Pediatricians are urging parents to reach for the right device when giving their child medicine.

The new recommendation is to use only metric units, said Kate Cronan, an emergency medicine physician at Nemours/A.I. duPont Hospital for Children in Wilmington, Delaware.

"Families are grabbing a spoon from the kitchen," Cronan said. "So they are getting a teaspoon out of their drawer, and they are using those as if those are always accurate."

A recent study found that medication errors are less common when parents use milliliter dosing.

The new advice is a push to prevent overdosing.

The abbreviations for teaspoon --tsp.— and tablespoon -- tbsp.-- are awfully similar.

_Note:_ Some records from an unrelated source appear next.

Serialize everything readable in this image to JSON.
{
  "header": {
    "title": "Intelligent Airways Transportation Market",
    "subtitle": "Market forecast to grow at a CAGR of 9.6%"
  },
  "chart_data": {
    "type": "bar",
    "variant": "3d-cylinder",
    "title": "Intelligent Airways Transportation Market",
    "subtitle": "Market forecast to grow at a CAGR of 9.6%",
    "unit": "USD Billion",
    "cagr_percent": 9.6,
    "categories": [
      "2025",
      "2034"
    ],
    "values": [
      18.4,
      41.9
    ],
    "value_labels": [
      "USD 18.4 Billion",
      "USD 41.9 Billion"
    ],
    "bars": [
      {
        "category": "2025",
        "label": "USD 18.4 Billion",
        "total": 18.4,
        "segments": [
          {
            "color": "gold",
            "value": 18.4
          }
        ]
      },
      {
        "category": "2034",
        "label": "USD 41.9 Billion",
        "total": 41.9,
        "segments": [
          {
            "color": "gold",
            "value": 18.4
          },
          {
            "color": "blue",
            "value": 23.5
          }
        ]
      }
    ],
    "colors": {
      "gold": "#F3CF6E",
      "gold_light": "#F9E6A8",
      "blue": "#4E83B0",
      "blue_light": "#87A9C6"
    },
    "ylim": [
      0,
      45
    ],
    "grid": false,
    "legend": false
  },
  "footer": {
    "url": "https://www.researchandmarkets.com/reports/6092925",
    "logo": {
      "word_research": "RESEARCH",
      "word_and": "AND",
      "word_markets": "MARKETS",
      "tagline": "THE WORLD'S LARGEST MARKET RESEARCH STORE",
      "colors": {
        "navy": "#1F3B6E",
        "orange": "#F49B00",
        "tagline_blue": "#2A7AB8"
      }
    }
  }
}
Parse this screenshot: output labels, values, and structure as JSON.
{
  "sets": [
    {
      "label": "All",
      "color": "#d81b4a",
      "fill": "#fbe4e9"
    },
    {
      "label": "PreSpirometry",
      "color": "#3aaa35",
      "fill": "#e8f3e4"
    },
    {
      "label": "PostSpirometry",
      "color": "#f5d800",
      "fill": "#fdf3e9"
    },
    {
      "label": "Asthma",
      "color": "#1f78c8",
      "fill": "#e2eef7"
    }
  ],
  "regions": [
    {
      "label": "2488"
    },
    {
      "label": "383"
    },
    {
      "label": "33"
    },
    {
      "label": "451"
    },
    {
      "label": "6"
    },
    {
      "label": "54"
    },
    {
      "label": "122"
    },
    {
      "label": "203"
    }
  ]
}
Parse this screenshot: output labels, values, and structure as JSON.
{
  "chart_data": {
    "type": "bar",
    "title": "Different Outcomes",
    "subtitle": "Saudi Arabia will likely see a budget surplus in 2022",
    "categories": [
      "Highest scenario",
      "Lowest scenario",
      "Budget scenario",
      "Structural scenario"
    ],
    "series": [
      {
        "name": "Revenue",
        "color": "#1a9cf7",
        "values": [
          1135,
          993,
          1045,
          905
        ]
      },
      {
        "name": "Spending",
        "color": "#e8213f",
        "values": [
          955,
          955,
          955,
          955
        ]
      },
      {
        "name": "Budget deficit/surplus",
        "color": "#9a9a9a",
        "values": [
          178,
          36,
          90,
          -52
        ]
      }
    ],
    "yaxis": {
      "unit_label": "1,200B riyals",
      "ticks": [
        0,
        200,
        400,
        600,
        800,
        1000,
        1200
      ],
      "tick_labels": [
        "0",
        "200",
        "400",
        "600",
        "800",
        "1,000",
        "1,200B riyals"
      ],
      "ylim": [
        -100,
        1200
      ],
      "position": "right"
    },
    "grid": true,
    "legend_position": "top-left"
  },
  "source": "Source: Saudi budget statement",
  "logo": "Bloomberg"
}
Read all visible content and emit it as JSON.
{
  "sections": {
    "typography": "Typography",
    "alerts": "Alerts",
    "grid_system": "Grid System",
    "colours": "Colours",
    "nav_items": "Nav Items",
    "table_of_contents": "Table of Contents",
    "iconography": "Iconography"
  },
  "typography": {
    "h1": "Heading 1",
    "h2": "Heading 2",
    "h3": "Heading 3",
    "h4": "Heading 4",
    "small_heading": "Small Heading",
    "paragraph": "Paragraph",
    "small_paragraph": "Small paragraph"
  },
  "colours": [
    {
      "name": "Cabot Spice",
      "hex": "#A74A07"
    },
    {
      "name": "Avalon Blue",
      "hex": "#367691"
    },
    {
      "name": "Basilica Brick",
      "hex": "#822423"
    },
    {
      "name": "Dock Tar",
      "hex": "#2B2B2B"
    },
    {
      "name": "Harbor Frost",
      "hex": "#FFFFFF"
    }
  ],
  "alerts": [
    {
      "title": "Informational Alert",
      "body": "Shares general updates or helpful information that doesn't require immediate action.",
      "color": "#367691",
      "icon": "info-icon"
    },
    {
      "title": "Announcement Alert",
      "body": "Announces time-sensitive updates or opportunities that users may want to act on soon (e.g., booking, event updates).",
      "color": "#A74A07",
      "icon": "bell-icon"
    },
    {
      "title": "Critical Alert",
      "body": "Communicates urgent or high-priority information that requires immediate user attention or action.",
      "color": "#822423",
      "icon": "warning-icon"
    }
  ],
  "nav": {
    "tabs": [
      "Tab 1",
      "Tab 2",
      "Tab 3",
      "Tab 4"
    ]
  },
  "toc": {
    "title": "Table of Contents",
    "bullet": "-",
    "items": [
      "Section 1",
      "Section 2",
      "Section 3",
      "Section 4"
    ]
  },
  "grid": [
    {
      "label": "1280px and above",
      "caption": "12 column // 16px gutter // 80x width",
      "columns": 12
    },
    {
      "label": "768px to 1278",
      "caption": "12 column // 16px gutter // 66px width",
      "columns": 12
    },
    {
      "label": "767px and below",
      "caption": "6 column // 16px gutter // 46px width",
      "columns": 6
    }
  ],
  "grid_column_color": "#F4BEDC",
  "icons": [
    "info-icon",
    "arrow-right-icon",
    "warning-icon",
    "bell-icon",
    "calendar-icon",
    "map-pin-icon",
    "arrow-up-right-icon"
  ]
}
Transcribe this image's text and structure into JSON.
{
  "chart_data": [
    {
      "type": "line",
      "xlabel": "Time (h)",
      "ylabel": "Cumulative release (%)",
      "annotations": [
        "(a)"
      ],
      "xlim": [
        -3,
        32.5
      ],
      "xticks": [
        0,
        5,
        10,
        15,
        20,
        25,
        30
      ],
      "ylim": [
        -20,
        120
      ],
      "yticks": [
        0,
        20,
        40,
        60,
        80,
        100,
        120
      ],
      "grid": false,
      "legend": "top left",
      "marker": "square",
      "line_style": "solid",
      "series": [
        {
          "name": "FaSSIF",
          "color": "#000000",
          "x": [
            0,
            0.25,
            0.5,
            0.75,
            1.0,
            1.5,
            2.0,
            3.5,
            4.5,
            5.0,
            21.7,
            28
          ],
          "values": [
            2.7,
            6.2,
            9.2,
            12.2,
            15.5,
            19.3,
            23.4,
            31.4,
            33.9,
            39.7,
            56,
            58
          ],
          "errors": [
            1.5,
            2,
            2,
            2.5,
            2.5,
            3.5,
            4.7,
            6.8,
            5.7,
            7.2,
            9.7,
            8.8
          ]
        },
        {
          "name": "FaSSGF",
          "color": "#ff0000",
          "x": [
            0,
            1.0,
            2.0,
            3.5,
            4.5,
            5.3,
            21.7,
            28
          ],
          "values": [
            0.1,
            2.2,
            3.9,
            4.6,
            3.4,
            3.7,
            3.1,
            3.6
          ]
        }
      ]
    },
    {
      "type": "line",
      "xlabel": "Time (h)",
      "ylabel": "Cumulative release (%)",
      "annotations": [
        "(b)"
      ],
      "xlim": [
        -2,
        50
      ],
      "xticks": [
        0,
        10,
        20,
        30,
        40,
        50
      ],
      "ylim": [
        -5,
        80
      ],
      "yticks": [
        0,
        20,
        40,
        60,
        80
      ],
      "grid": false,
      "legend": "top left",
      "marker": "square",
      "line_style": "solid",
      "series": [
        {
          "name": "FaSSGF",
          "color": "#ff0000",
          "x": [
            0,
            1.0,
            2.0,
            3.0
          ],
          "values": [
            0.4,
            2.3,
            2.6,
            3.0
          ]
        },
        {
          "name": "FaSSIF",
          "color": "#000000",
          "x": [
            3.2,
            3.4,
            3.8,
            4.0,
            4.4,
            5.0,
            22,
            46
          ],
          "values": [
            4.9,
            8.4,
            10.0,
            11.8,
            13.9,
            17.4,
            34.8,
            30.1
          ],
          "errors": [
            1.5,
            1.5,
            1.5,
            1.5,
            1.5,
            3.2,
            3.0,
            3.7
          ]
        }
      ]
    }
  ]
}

"That gets mixed up, so they may be giving a tablespoon, and it's way more, three times more at least, than what they should be giving their child, and they didn't realize that," Cronan said.

Cronan has seen kids come into the ER after ingesting too much cough syrup, but more commonly it's surplus acetaminophen, such as Tylenol, or ibuprofen such as Advil or Motrin.

"If a child gets too many doses, or too high a dose, for a day or two, it can ultimately cause liver damage," said Cronan, medical editor of Kidshealth.org.

The American Academy of Pediatrics wants the entire health system to use metric units. That includes doctors who write prescriptions, pharmacists who interpret those instructions, and parents who dole out the medicine to their children.

"If everyone is consistent, there's less chance for confusion," said Ian Paul, lead author on the new policy statement and a pediatrician at Penn State College of Medicine in Hershey, Pennsylvania.

He advises using a syringe with milliliter markings, even if you didn't learn the metric system back in school.

"The research has actually shown that parents get it. If the label says 5 mls -- 5 milliliters -- and you are given a syringe that has 1, 2, 3, 4, 5, they are going to dose to the 5," Paul said.

Cutlery from your kitchen drawer is not a great choice when administering medicine to  wiggling toddlers, Paul said.

"Getting a syringe into a child's mouth is much easier than balancing medication on a spoon," he said.